The Bobcats’ best win, on paper, came in its first game of the season — a 65-53 road win at St. Bonaventure. The Bonnies finished 19-12, ranked 123 in KenPom and 122 in the Net Ratings. The Bobcats got some breaks in that one — a key St. Bonaventure injury early — but Preston and Vander Plas showed right away the kinds of season they were capable of having.
The best win, from an emotional standpoint, came in the regular-season finale — a dramatic 67-65 road win at Miami. Ohio had had just one road win in the previous three months, trailed by 10 with less than three minutes remaining, and had to play without an injured Vander Plas.
But Preston scored seven points in less than a minute, and Brown scored the game winner with less than 30 seconds left with an offensive rebound putback to give the Bobcats an emotional high going into the postseason.
On paper, it was a home setback to Campbell in the final game of 2019 on Dec. 29. The Bobcats were stagnant offensively, Dartis missed the game with illness, and Campbell (15-16) left Athens with a 63-55 win. Campbell finished ranked No. 262 in KenPom and No. 258 in NET.

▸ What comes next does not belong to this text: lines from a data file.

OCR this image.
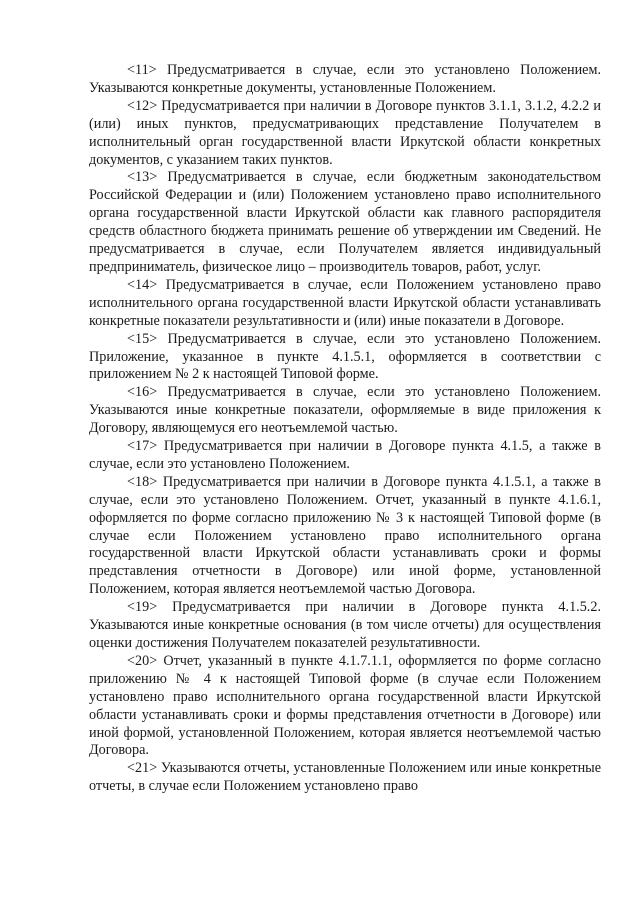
<11> Предусматривается в случае, если это установлено Положением. Указываются конкретные документы, установленные Положением.

<12> Предусматривается при наличии в Договоре пунктов 3.1.1, 3.1.2, 4.2.2 и (или) иных пунктов, предусматривающих представление Получателем в исполнительный орган государственной власти Иркутской области конкретных документов, с указанием таких пунктов.

<13> Предусматривается в случае, если бюджетным законодательством Российской Федерации и (или) Положением установлено право исполнительного органа государственной власти Иркутской области как главного распорядителя средств областного бюджета принимать решение об утверждении им Сведений. Не предусматривается в случае, если Получателем является индивидуальный предприниматель, физическое лицо – производитель товаров, работ, услуг.

<14> Предусматривается в случае, если Положением установлено право исполнительного органа государственной власти Иркутской области устанавливать конкретные показатели результативности и (или) иные показатели в Договоре.

<15> Предусматривается в случае, если это установлено Положением. Приложение, указанное в пункте 4.1.5.1, оформляется в соответствии с приложением № 2 к настоящей Типовой форме.

<16> Предусматривается в случае, если это установлено Положением. Указываются иные конкретные показатели, оформляемые в виде приложения к Договору, являющемуся его неотъемлемой частью.

<17> Предусматривается при наличии в Договоре пункта 4.1.5, а также в случае, если это установлено Положением.

<18> Предусматривается при наличии в Договоре пункта 4.1.5.1, а также в случае, если это установлено Положением. Отчет, указанный в пункте 4.1.6.1, оформляется по форме согласно приложению № 3 к настоящей Типовой форме (в случае если Положением установлено право исполнительного органа государственной власти Иркутской области устанавливать сроки и формы представления отчетности в Договоре) или иной форме, установленной Положением, которая является неотъемлемой частью Договора.

<19> Предусматривается при наличии в Договоре пункта 4.1.5.2. Указываются иные конкретные основания (в том числе отчеты) для осуществления оценки достижения Получателем показателей результативности.

<20> Отчет, указанный в пункте 4.1.7.1.1, оформляется по форме согласно приложению № 4 к настоящей Типовой форме (в случае если Положением установлено право исполнительного органа государственной власти Иркутской области устанавливать сроки и формы представления отчетности в Договоре) или иной формой, установленной Положением, которая является неотъемлемой частью Договора.

<21> Указываются отчеты, установленные Положением или иные конкретные отчеты, в случае если Положением установлено право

In terms of emotional impact, Ohio had plenty choices to pick from in gut-punch conference losses. There was a three-point loss at Buffalo. There was the two-point home loss to Akron. Ohio had big halftime leads at home against Bowling Green and at Akron, but lost both games.
But the single toughest loss came on Feb. 22 at Bowling Green. Like before, the Bobcats raced out to a big halftime lead and saw it all disappear. BGSU won it with 2.2 seconds left — 62-61 — when Justin Turner hit a game-winning jumper from the top of the key.

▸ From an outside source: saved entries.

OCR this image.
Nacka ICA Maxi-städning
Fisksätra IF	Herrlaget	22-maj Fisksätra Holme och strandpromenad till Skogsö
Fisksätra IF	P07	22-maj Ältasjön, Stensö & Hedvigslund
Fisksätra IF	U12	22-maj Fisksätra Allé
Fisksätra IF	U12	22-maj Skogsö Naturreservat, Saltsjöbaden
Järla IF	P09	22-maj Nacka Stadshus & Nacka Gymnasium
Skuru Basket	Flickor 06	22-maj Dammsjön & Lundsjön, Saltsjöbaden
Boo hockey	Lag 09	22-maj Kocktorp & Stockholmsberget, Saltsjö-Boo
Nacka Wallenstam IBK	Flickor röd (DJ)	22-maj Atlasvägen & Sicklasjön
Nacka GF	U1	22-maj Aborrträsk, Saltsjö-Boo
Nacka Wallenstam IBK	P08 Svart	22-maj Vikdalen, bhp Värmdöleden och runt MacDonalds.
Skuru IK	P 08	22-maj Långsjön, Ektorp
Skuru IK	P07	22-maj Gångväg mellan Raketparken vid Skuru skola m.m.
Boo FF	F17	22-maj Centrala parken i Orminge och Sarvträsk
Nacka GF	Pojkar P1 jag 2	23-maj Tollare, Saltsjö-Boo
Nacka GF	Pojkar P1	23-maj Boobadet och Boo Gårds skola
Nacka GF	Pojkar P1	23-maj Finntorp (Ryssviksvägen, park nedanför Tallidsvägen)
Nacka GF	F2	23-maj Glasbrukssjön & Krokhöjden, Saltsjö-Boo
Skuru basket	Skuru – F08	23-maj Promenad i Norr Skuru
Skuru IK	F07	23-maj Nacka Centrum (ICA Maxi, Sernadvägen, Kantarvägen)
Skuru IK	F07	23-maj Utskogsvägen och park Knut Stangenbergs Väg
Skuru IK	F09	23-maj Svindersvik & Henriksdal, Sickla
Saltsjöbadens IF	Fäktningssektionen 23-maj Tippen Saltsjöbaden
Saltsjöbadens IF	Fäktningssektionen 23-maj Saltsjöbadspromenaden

OU shook it off and won the next two.
Player(s) of the Year
Dartis deserves an honorable mention here for finding a way to make himself available for 30+ minutes a game, 13 points per game, and for becoming program’s all-time leader in made 3-pointers (314, second in MAC history).

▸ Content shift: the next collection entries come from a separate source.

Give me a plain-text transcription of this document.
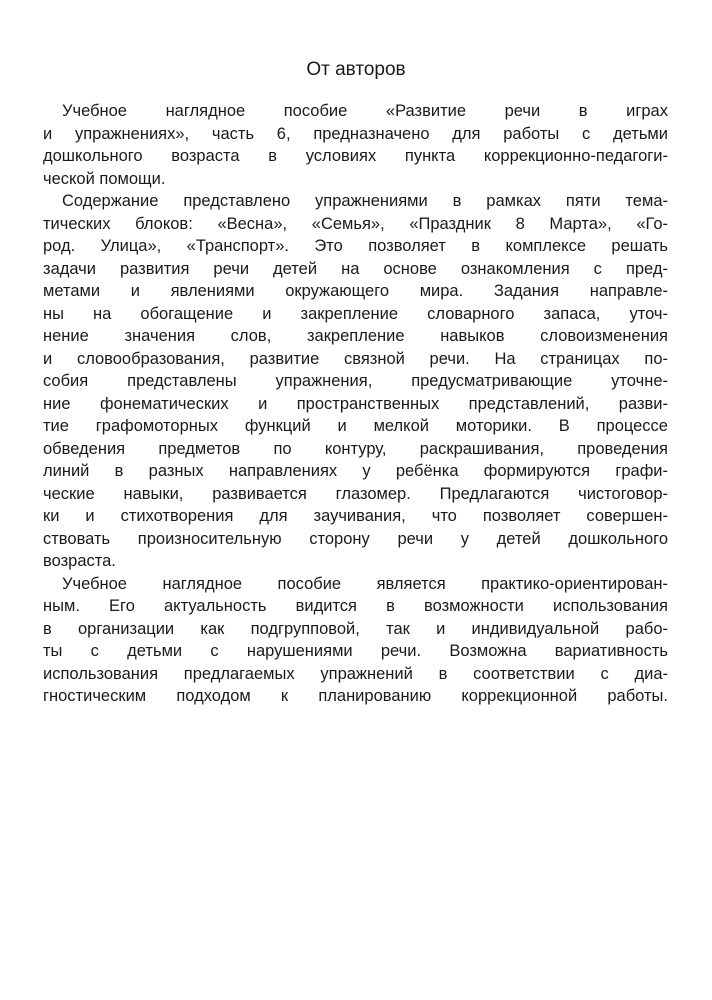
От авторов
Учебное наглядное пособие «Развитие речи в играх
и упражнениях», часть 6, предназначено для работы с детьми
дошкольного возраста в условиях пункта коррекционно-педагоги-
ческой помощи.
Содержание представлено упражнениями в рамках пяти тема-
тических блоков: «Весна», «Семья», «Праздник 8 Марта», «Го-
род. Улица», «Транспорт». Это позволяет в комплексе решать
задачи развития речи детей на основе ознакомления с пред-
метами и явлениями окружающего мира. Задания направле-
ны на обогащение и закрепление словарного запаса, уточ-
нение значения слов, закрепление навыков словоизменения
и словообразования, развитие связной речи. На страницах по-
собия представлены упражнения, предусматривающие уточне-
ние фонематических и пространственных представлений, разви-
тие графомоторных функций и мелкой моторики. В процессе
обведения предметов по контуру, раскрашивания, проведения
линий в разных направлениях у ребёнка формируются графи-
ческие навыки, развивается глазомер. Предлагаются чистоговор-
ки и стихотворения для заучивания, что позволяет совершен-
ствовать произносительную сторону речи у детей дошкольного
возраста.
Учебное наглядное пособие является практико-ориентирован-
ным. Его актуальность видится в возможности использования
в организации как подгрупповой, так и индивидуальной рабо-
ты с детьми с нарушениями речи. Возможна вариативность
использования предлагаемых упражнений в соответствии с диа-
гностическим подходом к планированию коррекционной работы.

Vander Plas also deserves a nod. He earned Third Team All-MAC honors after averaging 15.7 points and 6.9 rebounds per game, and developed his interior game. He was OU’s best on-the-block scorer, with enough of a handle to make him one of the tougher ‘bigs’ to guard in the league.
But there’s no doubt that Preston — the 6-4 point guard — was Ohio’s Player of the Year. The sophomore broke through in a huge way, and quickly became one of the MAC’s best. He earned Second Team All-MAC honors, but deserved a first team nod.
Preston led Ohio with 16.8 points per game, and averaged 6.4 rebounds and 7.4 assist per contest. He ranked second nationally in assists per game, and fourth nationally with 238 for the season — the fourth-most in Ohio single-season history.
He was efficient — shooting 51.5 percent overall and 40.7 percent from 3 — and played an absurd amount of minutes. Preston averaged 38.1 minutes per game, and played a full 40 16 times — both were MAC highs.
Preston even collected just the second triple-double in program history.
This was Preston’s team, and Boals put great faith in a player he didn’t recruit to Ohio. The new head coach essentially handed the keys to a player he had no relationship with prior and it paid off in a huge way.